The study, published in Proceedings of the National Academy of Sciences, looked at indicators of stress, including self-reported anxiety and saliva levels of the hormone cortisol and compared them between groups of leaders and non-leaders. Results showed that leaders had statistically significant lower levels of cortisol and lower anxiety than nonleaders. The study was repeated on a second group with similar results.
The researchers then dug into what led to this lower level of stress in leaders and concluded that a sense of control, specifically to do with being in authority, was the main contributing factor.
Examining those results in greater detail, researchers found that two measures of leadership — the total number of subordinates and authority over subordinates —were significant in creating that sense of control. The number of people who report directly to a leader — which would indicate greater day-to-day management — did not, however.
Less stress may not mean more happiness, though.
Another Harvard Researcher, Professor Rosabeth Kanter, clearly thinks that stress is just one factor among several in overall workplace happiness. She describes the primary sources of motivation (in innovative companies) as ‘mastery, membership and meaning’ with ‘money’ a distant fourth. Mastery certainly fits with control, suggesting that the boss is indeed likely to be happier, but the other important factors do also come into play. Membership – meaning being part of a team, belonging to something bigger than you personally, can work just as well for you as your boss, perhaps even better since the manager role inevitably removes your boss from being part of the team to some extent. This also fits with the majority of people finding the people they work with as being most important.
Lastly there is valuing your work.
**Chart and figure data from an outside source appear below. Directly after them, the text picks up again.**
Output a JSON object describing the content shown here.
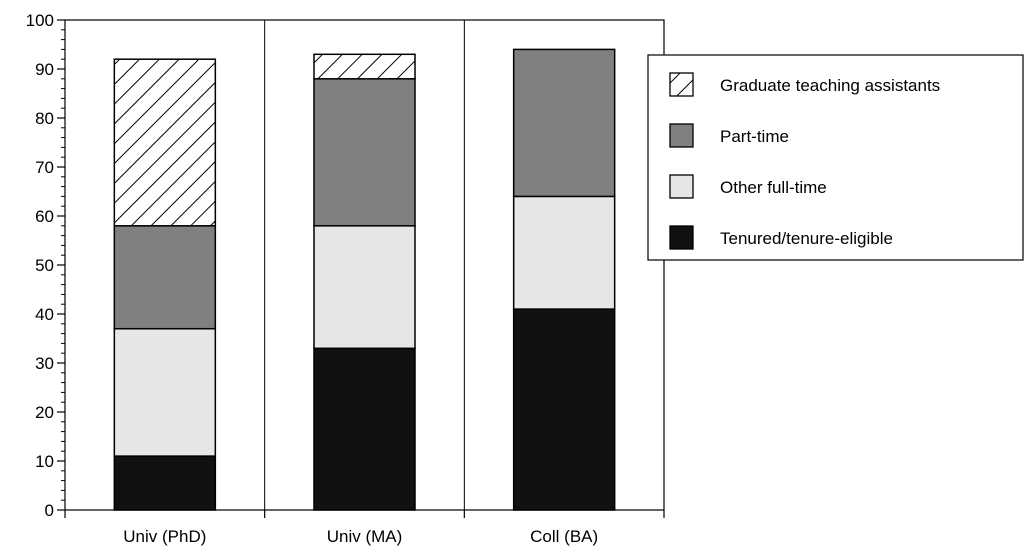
{
  "chart_data": {
    "type": "bar",
    "stacked": true,
    "title": "",
    "xlabel": "",
    "ylabel": "",
    "ylim": [
      0,
      100
    ],
    "yticks": [
      0,
      10,
      20,
      30,
      40,
      50,
      60,
      70,
      80,
      90,
      100
    ],
    "grid": false,
    "legend_position": "top-right",
    "categories": [
      "Univ (PhD)",
      "Univ (MA)",
      "Coll (BA)"
    ],
    "series": [
      {
        "name": "Tenured/tenure-eligible",
        "values": [
          11,
          33,
          41
        ],
        "color": "#111111",
        "pattern": "solid"
      },
      {
        "name": "Other full-time",
        "values": [
          26,
          25,
          23
        ],
        "color": "#e6e6e6",
        "pattern": "solid"
      },
      {
        "name": "Part-time",
        "values": [
          21,
          30,
          30
        ],
        "color": "#808080",
        "pattern": "solid"
      },
      {
        "name": "Graduate teaching assistants",
        "values": [
          34,
          5,
          0
        ],
        "color": "#ffffff",
        "pattern": "hatch"
      }
    ],
    "legend_order": [
      "Graduate teaching assistants",
      "Part-time",
      "Other full-time",
      "Tenured/tenure-eligible"
    ]
  }
}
Some of that comes from you – if you know you do a good job and are confident enough to value the work you do and its quality for yourself then you are probably in a good place. The rest comes from other people – one of whom is undoubtedly your boss.
A study in the Journal of Occupational and Organizational Psychology, reported in Science Daily, that looked at common factors in 223 different workplace studies over a 30 year period suggests that happiness at work is most strongly linked to underlying happiness and attitude. Essentially if you are happy in your life and are generally a happy person you will be happy at work.
This study – suggesting that people are happier at work when they are working with other people with positive and helpful attitudes – brings the argument back to the work environment. A quarterly survey of office workers in the UK asked about the most important things to people at their job. 41% said ‘the other people, 25% said the quality of the work they do, 25% the money they were paid, 22% the opportunity to do something worthwhile, and 21% said the success of the organization (respondents could choose more than one answer). The quality of their boss was only selected by 13%.
Who’s In Charge Of Your Happiness At Work?
The bottom line? Your boss is in pole position to be happier at work. Your boss is less stressed because of having control. But that’s just the starting point. A good boss will take that positivity and good attitude and transfer it to everyone under them. They’ll see part of their job as making sure that employees are as happy as they are. And a bad boss will transfer the misery in just the same way.
Just as important, you have some control over your own happiness at work. If you are doing a good job, in a position you like and value, you can make your own happiness at work, even if your boss is a bad, miserable, unhappy manager.